Global network traffic is exploding faster than complaints about Pokémon Go availability. Cisco’s Visual Networking Index (VNI) predicts global IT traffic will pass a zettabyte ([ZB] 1000 exabytes) in 2016, and will reach 2.3 ZB by 2020. The same report mentions that smartphone traffic is expected to exceed PC traffic by 2020. That was before Pokémon Go; we’ll have to wait and see how its rapid rise in users will affect that prediction.
Regardless, no one disputes that traffic is on the rise. It’s a given with an increase in cloud usage by businesses and consumers alike, as well as the steady arrival of new and interesting IoT devices (Ericsson Mobility Report 2016 predicts a rise from 5.3B to 16B devices by 2021) that traffic generation and delivery is going to continue to grow.
Networks, particularly carrier networks who are most impacted by this growth, need to scale and scale quickly. That’s a requirement F5 hears from customers every day across every vertical industry and from all sizes of organizations. It’s not just bandwidth, which is important, but it’s the scale of the many services offered by carriers and enterprises that will need to scale to support more users, more traffic, and, invariably, more attacks. That means services like load balancing apps and infrastructure, security scans and scrubs, and generally quality of service enforces will need to scale.
But this scale is not linear nor is it necessarily evenly distributed. It is often sudden and unpredictable, and puts varying degrees of load on different parts of the infrastructure. Cisco’s aforementioned VNI report, for example, notes that “Busy-hour Internet traffic is growing more rapidly (51% increase) than average Internet traffic (29% growth).”
That means scale of all the services between users (that includes things and systems as well as consumers) must be adaptable, able to meet demand in a dynamic way while not commensurately increasing costs. That means some form of automation and orchestration to enable seamless scale of services when they’re needed the most.

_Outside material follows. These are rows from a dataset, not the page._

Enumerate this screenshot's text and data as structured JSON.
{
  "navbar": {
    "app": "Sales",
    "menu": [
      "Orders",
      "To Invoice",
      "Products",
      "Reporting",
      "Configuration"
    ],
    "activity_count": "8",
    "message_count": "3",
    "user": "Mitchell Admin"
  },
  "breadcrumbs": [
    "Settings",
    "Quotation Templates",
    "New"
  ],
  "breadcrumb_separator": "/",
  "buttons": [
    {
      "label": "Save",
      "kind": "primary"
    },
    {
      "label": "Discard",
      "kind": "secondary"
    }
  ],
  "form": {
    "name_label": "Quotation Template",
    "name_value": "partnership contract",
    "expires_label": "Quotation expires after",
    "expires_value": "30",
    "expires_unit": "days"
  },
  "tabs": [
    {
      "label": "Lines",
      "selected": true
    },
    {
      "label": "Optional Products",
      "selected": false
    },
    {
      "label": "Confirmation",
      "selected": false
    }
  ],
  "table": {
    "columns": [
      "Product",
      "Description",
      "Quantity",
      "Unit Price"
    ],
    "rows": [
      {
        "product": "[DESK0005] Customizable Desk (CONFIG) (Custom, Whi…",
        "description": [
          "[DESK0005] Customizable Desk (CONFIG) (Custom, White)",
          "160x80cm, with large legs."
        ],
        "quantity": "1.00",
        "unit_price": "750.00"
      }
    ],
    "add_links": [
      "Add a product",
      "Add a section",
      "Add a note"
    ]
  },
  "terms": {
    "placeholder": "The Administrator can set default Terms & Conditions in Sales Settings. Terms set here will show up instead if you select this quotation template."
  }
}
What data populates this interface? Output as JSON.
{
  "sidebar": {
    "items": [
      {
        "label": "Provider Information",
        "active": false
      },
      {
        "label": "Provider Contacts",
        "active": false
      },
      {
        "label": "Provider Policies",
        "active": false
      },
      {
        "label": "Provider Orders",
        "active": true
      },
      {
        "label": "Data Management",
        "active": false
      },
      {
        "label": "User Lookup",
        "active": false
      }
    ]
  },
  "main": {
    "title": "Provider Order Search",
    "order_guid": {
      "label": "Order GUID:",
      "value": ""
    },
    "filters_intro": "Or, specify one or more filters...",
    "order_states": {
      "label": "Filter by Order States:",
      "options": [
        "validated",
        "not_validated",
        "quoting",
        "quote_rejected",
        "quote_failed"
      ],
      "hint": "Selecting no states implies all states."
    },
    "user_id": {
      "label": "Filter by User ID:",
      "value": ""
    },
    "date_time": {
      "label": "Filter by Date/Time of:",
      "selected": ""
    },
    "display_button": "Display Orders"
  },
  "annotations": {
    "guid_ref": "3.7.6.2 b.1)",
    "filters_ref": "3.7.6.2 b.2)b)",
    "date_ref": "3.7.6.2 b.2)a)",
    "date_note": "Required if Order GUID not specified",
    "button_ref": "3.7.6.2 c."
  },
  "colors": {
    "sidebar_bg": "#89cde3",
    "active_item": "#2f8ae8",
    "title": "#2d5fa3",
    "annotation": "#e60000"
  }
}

For carriers and some enterprises, that means network functions virtualization (NFV). NFV is based on the premise of virtualized network services that can be launched, scaled, managed, and decommissioned on-demand using software-defined methods. Programmability is key, of both the systems governing the scale as well as the network appliances providing security and scaling services.
But speed is still one of any network operator’s prime directive. No carrier wants to be faced with its own version of a network function Kobayashi Maru, a no-win situation in which they can only choose speed or security, scale or software.
Advances in hardware like Intel® Communications Chipset 8955 (formerly Coleto Creek) are critical to enabling both the scale and security network operators need to ensure fast, reliable, and secure transport of its growing load of traffic. Whether we’re deploying those services as virtual instances on our carrier-grade VIPRION hardware or as virtual appliances using orchestration frameworks like OpenStack, F5 relies on Intel hardware to improve the speed with which critical services can be applied. Designed to accelerate mathematically complex functions such as specific cryptographic calculations and compression algorithms, Intel® Communications Chipset 8955 ensures that application delivery controller (ADC) functions like load balancing and security continue to operate at scale and speed. By taking advantage of such hardware, even when an F5 BIG-IP is deployed as a virtual appliance, it can continue providing fast security and scaling services for both applications and critical infrastructure services, like domain name system (DNS).
Whether the network is carrier or enterprise grade, speed and seamless scalability are both desirable to handle the growth in traffic. While there are cost advantages to leveraging NFV technology and its programmatic foundations to seamlessly scale services on-demand, it remains true that hardware, whether custom or commercial off-the-shelf (COTS), continues to benefit from advances by Intel to provide the much-needed acceleration of the complex, compute-heavy functions that keep the network reliable and secure.